Abdullah Öcalan, DTK Eşbaşkanı Leyla Güven öncülüğünde 2018 yılında başlatılan açlık grevleri sürerken avukatlarıyla 8 yıl aradan sonra ilk kez görüşebilmişti.

2 Mayıs 2019’da gerçekleşen görüşmeyi takip eden görüşmelerde Öcalan’ın çağrısı üzerine aylardır süren açlık grevleri ile ölüm oruçları sonlandırılmıştı.
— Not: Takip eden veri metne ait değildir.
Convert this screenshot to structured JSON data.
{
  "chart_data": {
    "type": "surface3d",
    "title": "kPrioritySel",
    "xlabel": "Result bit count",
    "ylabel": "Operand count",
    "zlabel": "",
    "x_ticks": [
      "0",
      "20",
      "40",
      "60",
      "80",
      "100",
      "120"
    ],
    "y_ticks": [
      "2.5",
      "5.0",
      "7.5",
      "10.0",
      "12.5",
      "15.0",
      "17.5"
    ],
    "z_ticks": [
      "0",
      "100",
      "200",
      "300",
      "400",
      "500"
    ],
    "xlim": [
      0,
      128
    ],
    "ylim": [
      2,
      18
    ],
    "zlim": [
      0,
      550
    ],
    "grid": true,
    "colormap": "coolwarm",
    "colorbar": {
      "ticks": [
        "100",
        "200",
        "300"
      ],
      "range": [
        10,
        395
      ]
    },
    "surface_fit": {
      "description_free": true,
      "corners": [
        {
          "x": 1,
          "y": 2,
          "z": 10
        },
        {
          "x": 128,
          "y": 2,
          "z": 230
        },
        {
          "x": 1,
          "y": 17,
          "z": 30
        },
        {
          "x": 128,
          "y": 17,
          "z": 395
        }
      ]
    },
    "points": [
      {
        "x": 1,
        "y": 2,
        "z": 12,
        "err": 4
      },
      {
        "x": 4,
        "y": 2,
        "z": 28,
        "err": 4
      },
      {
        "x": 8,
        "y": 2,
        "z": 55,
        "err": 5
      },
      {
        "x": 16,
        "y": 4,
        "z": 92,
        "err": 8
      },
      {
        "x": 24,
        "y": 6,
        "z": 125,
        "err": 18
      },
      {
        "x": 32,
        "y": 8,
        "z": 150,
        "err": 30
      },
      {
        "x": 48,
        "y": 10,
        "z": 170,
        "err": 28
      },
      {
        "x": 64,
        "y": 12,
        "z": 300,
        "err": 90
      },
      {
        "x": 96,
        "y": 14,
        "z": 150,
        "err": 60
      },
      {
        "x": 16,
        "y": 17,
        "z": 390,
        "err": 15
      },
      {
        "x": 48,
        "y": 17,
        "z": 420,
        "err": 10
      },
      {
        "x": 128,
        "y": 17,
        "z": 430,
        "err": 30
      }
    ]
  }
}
Öcalan 2 Mayıs 2019’u takiben 22 Mayıs, 12 Haziran ve 18 Haziran’da gerçekleşen avukat görüşlerinde “çözüm” mesajları vermişti.

Ancak 23 Haziran 2019 tarihindeki tekrarlanan İstanbul seçimlerinin ardından görüşmeler yine askıya alınmıştı. Ne avukatlar ne de aile yaklaşık 2 aydır İmralı’ya gidebiliyordu.

Son olarak Öcalan’ın avukatları Newroz Uysal ve Rezan Sarıca’nın, İmralı Cezaevi’ne giderek müvekkilleriyle bir görüşme gerçekleştirdiği 7 Ağustos 2019’da kamuoyuna duyurulmuştu.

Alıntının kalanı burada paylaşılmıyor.